Quello che faceva Ottavia, alla luce di anni più moderni, era proprio questo: veniva abusata da uomini adulti che per lavarsi la coscienza le lasciavano pochi spicci, quelli che servivano per comprarsi un gelato in cui mischiare le lacrime. In paese lo sanno tutti e viene fatto anche un nome “il viggianese”, lo chiamano, uno dei più impuniti: un tale Giuseppe Alberti originario proprio di Viggiano, un paesino in provincia di Potenza. Alberti lo interrogano e viene trovato pieno di graffi, ma non si continua contro di lui e dopo aver mandato anche i cani a ispezionare i dintorni dei luoghi della scomparsa si lascia perdere, nessuno cerca davvero più Ottavia.

Quello che si sa sulle sue ultime ore sono ricordi offuscati dall’omertà: una donna dice di averla vista incamminarsi verso una masseria che si scoprirà essere di proprietà di un tale Andrea Rotundo, mai interrogato.

Il caso, rimasto perlopiù sconosciuto al di fuori della Lucania, ha un paio di svolte quando arrivano delle lettere anonima alla famiglia. Un uomo scrive di aver visto il figlio violentare e seppellire una bambina, vuole liberasi la coscienza prima di morire. Qualcuno viene interrogato, poi di nuovo il nulla.
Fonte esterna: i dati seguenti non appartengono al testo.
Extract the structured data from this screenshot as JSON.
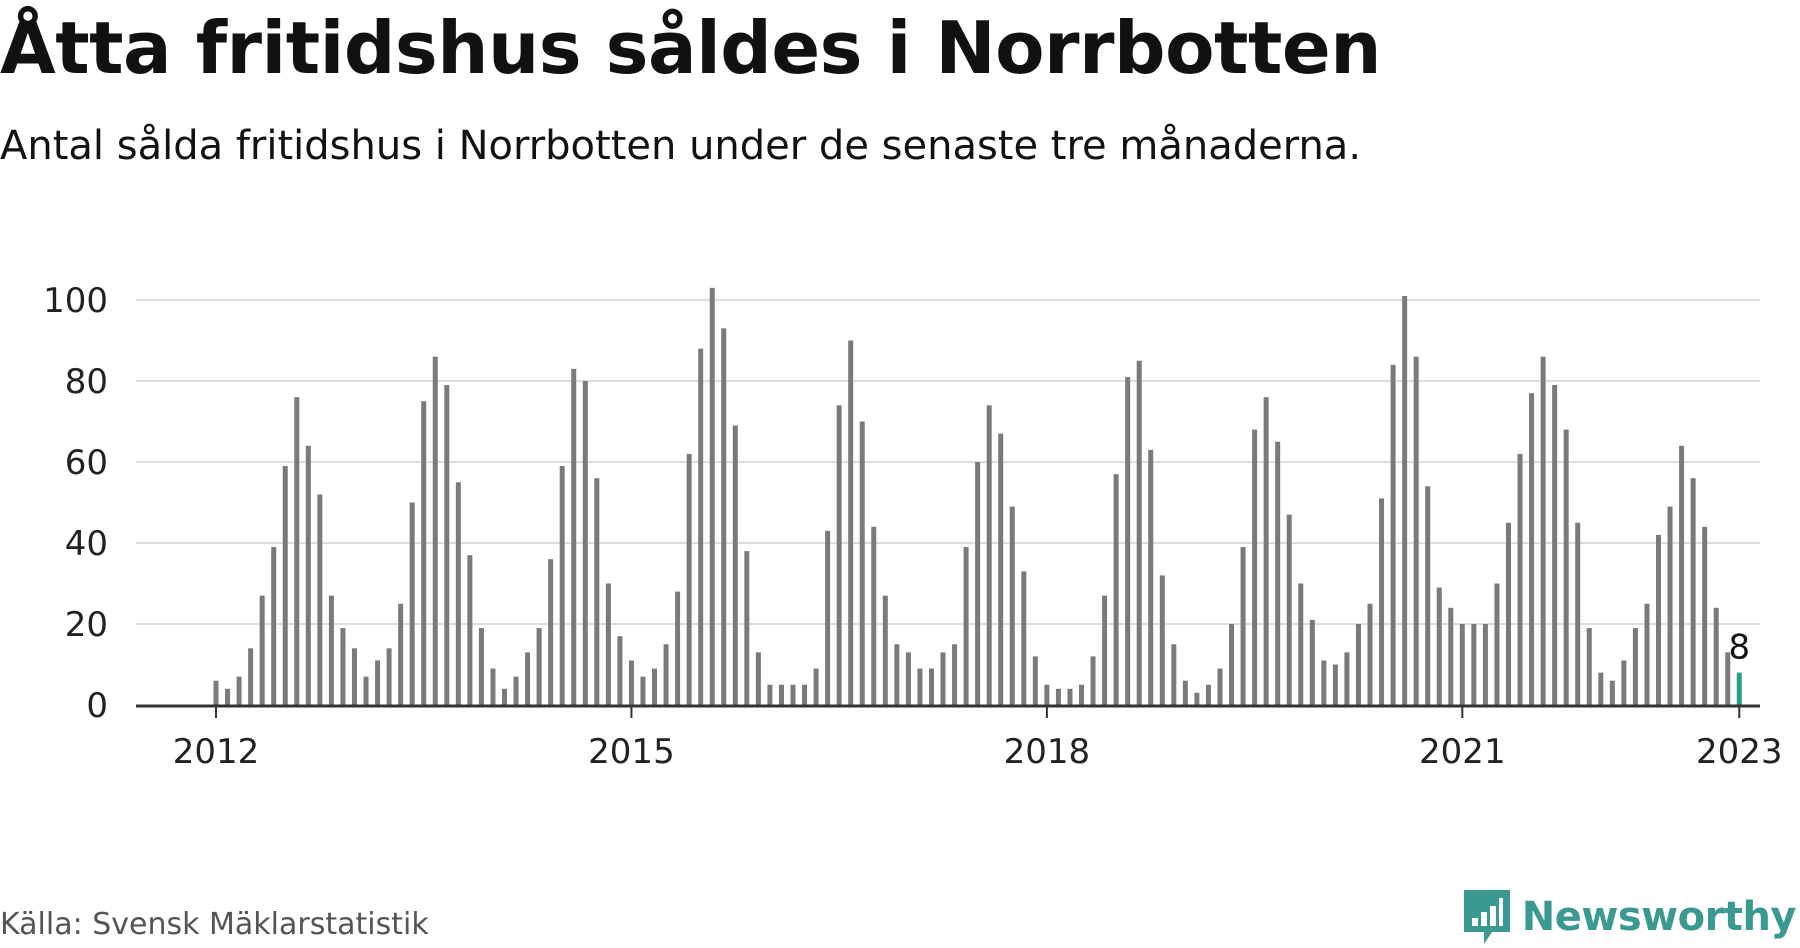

Nel 2010 il caso viene riaperto perché in una masseria, in un pozzo svuotato dai vigili del fuoco, vengono ritrovati dei resti… infine si scopriranno essere di natura animale. Eppure ancora oggi Ottavia è stata dimenticata, abbandonata, trattata davvero come un’anima persa che è stata semplicemente punita per i suoi passi falsi. Non c’è nessuna strada intitolata a lei nel suo paese, neanche una piccola targa a ricordare la manciata di anni che ha vissuto e che le sono stati portati via.